O filme é pesado mas o personagem de Turturro acaba funcionando como um delicioso alívio cômico, sendo impossível não gargalhar diante das dificuldades do presunçoso astro em pronunciar meia dúzia de palavras em italiano. E, nunca é demais lembrar, estamos falando de Nanni Moretti, que costumo comparar a uma espécie de Woody Allen italiano que, com suas obras verborrágicas e divertidas - ainda que com uma filmografia bem menor -, já nos brindou com outras tantas películas agradáveis como Caro Diário (1994) e Habemus Papam (2011), esta última imperdível sobre um papa eleito que passa a se questionar sobre sua capacidade em ocupar um cargo com tanta responsabilidade.

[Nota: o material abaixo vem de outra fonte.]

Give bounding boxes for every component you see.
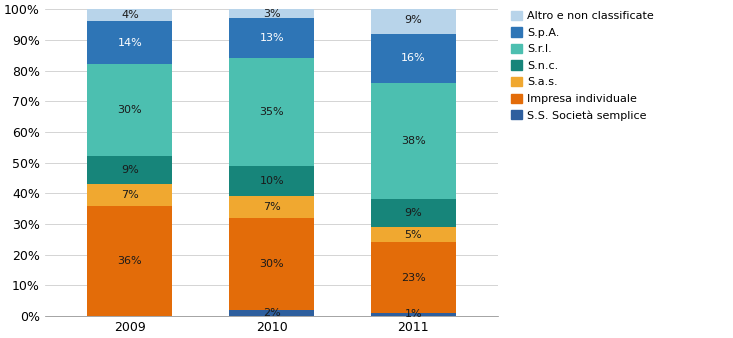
Text: 1%: 1%: [405, 309, 422, 319]
Bar: [371, 83, 456, 199]
Bar: [229, 166, 314, 196]
Text: 10%: 10%: [259, 176, 284, 186]
Text: 38%: 38%: [401, 136, 426, 146]
Text: 2%: 2%: [263, 308, 281, 318]
Text: 9%: 9%: [405, 208, 422, 218]
Bar: [371, 227, 456, 242]
Bar: [87, 206, 172, 316]
Bar: [87, 21, 172, 65]
Bar: [371, 242, 456, 313]
Text: 4%: 4%: [121, 10, 139, 20]
Bar: [229, 18, 314, 58]
Bar: [229, 310, 314, 316]
Bar: [371, 313, 456, 316]
Text: 9%: 9%: [405, 15, 422, 25]
Bar: [229, 58, 314, 166]
Bar: [87, 156, 172, 184]
Text: 13%: 13%: [259, 33, 284, 43]
Bar: [371, 34, 456, 83]
Bar: [229, 196, 314, 218]
Bar: [87, 65, 172, 156]
Text: 7%: 7%: [263, 202, 281, 212]
Text: 23%: 23%: [401, 273, 426, 283]
Text: 14%: 14%: [117, 38, 142, 48]
Legend: Altro e non classificate, S.p.A., S.r.l., S.n.c., S.a.s., Impresa individuale, S: Altro e non classificate, S.p.A., S.r.l.…: [509, 8, 656, 123]
Text: 30%: 30%: [117, 105, 142, 115]
Bar: [229, 9, 314, 18]
Text: 16%: 16%: [401, 53, 426, 63]
Text: 3%: 3%: [263, 9, 281, 19]
Text: 7%: 7%: [121, 190, 139, 200]
Text: 9%: 9%: [121, 165, 139, 175]
Text: 36%: 36%: [117, 256, 142, 266]
Text: 30%: 30%: [259, 259, 284, 269]
Bar: [87, 184, 172, 206]
Text: 35%: 35%: [259, 107, 284, 117]
Bar: [229, 218, 314, 310]
Text: 5%: 5%: [405, 230, 422, 240]
Bar: [371, 199, 456, 227]
Bar: [371, 6, 456, 34]
Bar: [87, 9, 172, 21]
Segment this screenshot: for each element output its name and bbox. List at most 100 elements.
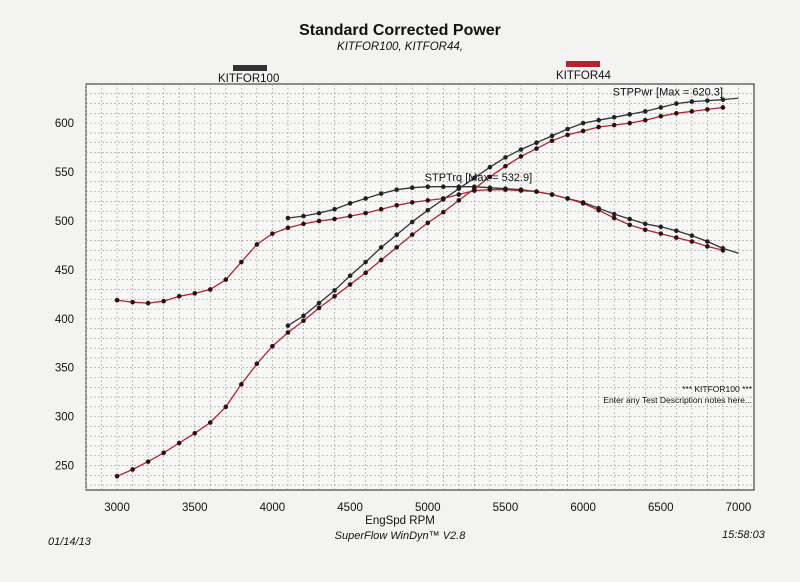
kitfor44-torque-point <box>130 299 135 305</box>
x-tick-label: 6000 <box>570 502 596 514</box>
kitfor44-torque-point <box>316 218 322 224</box>
kitfor44-torque-point <box>642 227 648 233</box>
torque-max-annotation: STPTrq [Max = 532.9] <box>425 172 533 184</box>
kitfor100-torque-point <box>347 201 353 206</box>
kitfor44-power-point <box>689 109 695 114</box>
kitfor44-power-point <box>611 122 617 128</box>
kitfor44-torque-point <box>503 187 508 192</box>
kitfor44-power-point <box>565 132 570 138</box>
x-tick-label: 4500 <box>337 502 363 514</box>
kitfor100-torque-point <box>642 221 648 227</box>
kitfor44-power-point <box>658 113 664 119</box>
kitfor44-torque-line <box>117 189 724 304</box>
plot-area <box>85 83 755 491</box>
kitfor44-power-point <box>239 382 244 387</box>
x-tick-label: 5000 <box>415 502 441 514</box>
kitfor44-power-point <box>114 474 120 479</box>
kitfor44-power-point <box>285 330 291 335</box>
kitfor100-power-point <box>347 273 353 279</box>
x-tick-label: 5500 <box>493 502 519 514</box>
kitfor100-power-point <box>285 323 291 328</box>
kitfor44-torque-point <box>114 297 120 303</box>
kitfor44-torque-point <box>565 196 570 201</box>
kitfor100-torque-point <box>705 239 710 244</box>
kitfor44-power-point <box>223 404 229 410</box>
kitfor100-torque-point <box>611 211 617 217</box>
legend-label-kitfor100: KITFOR100 <box>218 73 280 85</box>
kitfor44-torque-point <box>627 222 633 228</box>
kitfor44-torque-point <box>487 187 493 192</box>
kitfor44-power-point <box>347 282 353 287</box>
kitfor100-torque-point <box>285 215 291 221</box>
kitfor100-power-point <box>394 232 399 237</box>
kitfor100-torque-point <box>441 184 446 190</box>
kitfor100-torque-point <box>409 185 415 191</box>
kitfor44-torque-point <box>472 188 477 193</box>
kitfor100-torque-point <box>456 184 462 190</box>
kitfor44-power-point <box>674 111 679 116</box>
kitfor100-power-point <box>518 147 524 152</box>
kitfor100-power-point <box>487 164 493 170</box>
kitfor44-torque-point <box>580 201 586 206</box>
kitfor44-torque-point <box>611 215 617 221</box>
y-tick-label: 500 <box>55 216 74 228</box>
y-tick-label: 550 <box>55 167 74 179</box>
kitfor100-power-point <box>658 105 664 110</box>
kitfor100-power-point <box>316 300 322 306</box>
kitfor100-power-point <box>611 114 617 120</box>
kitfor100-power-point <box>596 117 601 123</box>
kitfor44-torque-point <box>270 231 275 236</box>
x-tick-label: 6500 <box>648 502 674 514</box>
y-tick-label: 600 <box>55 118 74 130</box>
kitfor44-torque-point <box>534 189 539 194</box>
kitfor100-power-point <box>565 126 570 132</box>
kitfor44-torque-point <box>518 188 524 193</box>
kitfor100-power-point <box>627 112 633 117</box>
kitfor44-power-point <box>720 105 726 110</box>
kitfor100-power-point <box>301 313 306 319</box>
chart-title: Standard Corrected Power <box>299 22 501 39</box>
kitfor44-torque-point <box>254 242 260 247</box>
kitfor44-power-point <box>534 146 539 151</box>
power-max-annotation: STPPwr [Max = 620.3] <box>613 87 723 99</box>
kitfor100-torque-tail <box>722 247 739 254</box>
kitfor44-power-point <box>487 174 493 180</box>
kitfor44-power-point <box>441 209 446 215</box>
kitfor100-power-point <box>363 259 368 265</box>
kitfor100-power-point <box>409 219 415 225</box>
kitfor44-power-point <box>627 120 633 126</box>
kitfor44-torque-point <box>549 192 555 197</box>
kitfor44-torque-point <box>207 287 213 292</box>
kitfor100-power-point <box>705 98 710 103</box>
kitfor100-torque-point <box>316 210 322 216</box>
x-tick-label: 4000 <box>260 502 286 514</box>
kitfor44-power-point <box>518 154 524 159</box>
footer-app-name: SuperFlow WinDyn™ V2.8 <box>334 530 466 542</box>
kitfor44-power-point <box>176 440 182 446</box>
kitfor44-torque-point <box>689 239 695 244</box>
kitfor100-torque-point <box>425 184 431 190</box>
kitfor44-torque-point <box>674 235 679 240</box>
kitfor44-power-point <box>378 257 384 263</box>
kitfor44-torque-point <box>441 196 446 201</box>
kitfor100-power-tail <box>722 97 739 101</box>
kitfor44-torque-point <box>301 221 306 227</box>
kitfor100-torque-point <box>394 187 399 192</box>
kitfor44-power-point <box>409 232 415 237</box>
kitfor44-torque-point <box>705 244 710 249</box>
kitfor100-power-point <box>472 175 477 181</box>
kitfor44-torque-point <box>176 293 182 299</box>
kitfor44-power-point <box>192 430 198 436</box>
y-tick-label: 450 <box>55 265 74 277</box>
kitfor44-torque-point <box>145 300 151 306</box>
x-tick-label: 3500 <box>182 502 208 514</box>
kitfor44-power-point <box>394 245 399 250</box>
kitfor44-power-point <box>503 163 508 169</box>
kitfor44-power-point <box>596 124 601 130</box>
kitfor44-torque-point <box>425 198 431 203</box>
kitfor44-torque-point <box>192 291 198 296</box>
legend-swatch-kitfor100 <box>233 65 267 71</box>
y-tick-label: 400 <box>55 314 74 326</box>
x-axis-label: EngSpd RPM <box>365 515 435 527</box>
kitfor44-power-point <box>642 117 648 123</box>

Só que, mesmo tendo momentos de humor, o filme se assemelha muito mais ao pesado O Quarto do Filho (2001), já que em ambos os casos somos apresentados a pessoas devastadas que, ainda assim, devem seguir com suas vidas profissionais.


A propósito de Moretti, como é de praxe, ele participa também do filme, no papel de irmão da diretora - talvez pra não ficar tão escancarado o clima autobiográfico da obra. E, a propósito do elenco, quem comove mesmo é Lazzarini, uma vez que sua Ada nunca deixa de ter um espírito otimista capaz de iluminar a todos a sua volta - e, certamente, não é por acaso que a filha de Margherita se sentia muito mais a vontade para discutir temas como "namoros juvenis fracassados" com a avó, do que com a mãe que, de alguma maneira, muitas vezes parece ser uma pessoa distante emocionalmente, individualista e, inadvertidamente ausente. Talvez seja exagero atribuir a Mia Madre a pecha de "melhor filme do Nanni Moretti". Mas, com sua densidade de estilo, fotografia orgânica e coerente com aquilo que assistimos, boas interpretações e roteiro metalinguístico e pleno de metáforas entre realidade e ficção, certamente será uma excelente porta de entrada para quem não conhece o trabalho do diretor. Enfim, um verdadeiro Tesouro Cinéfilo.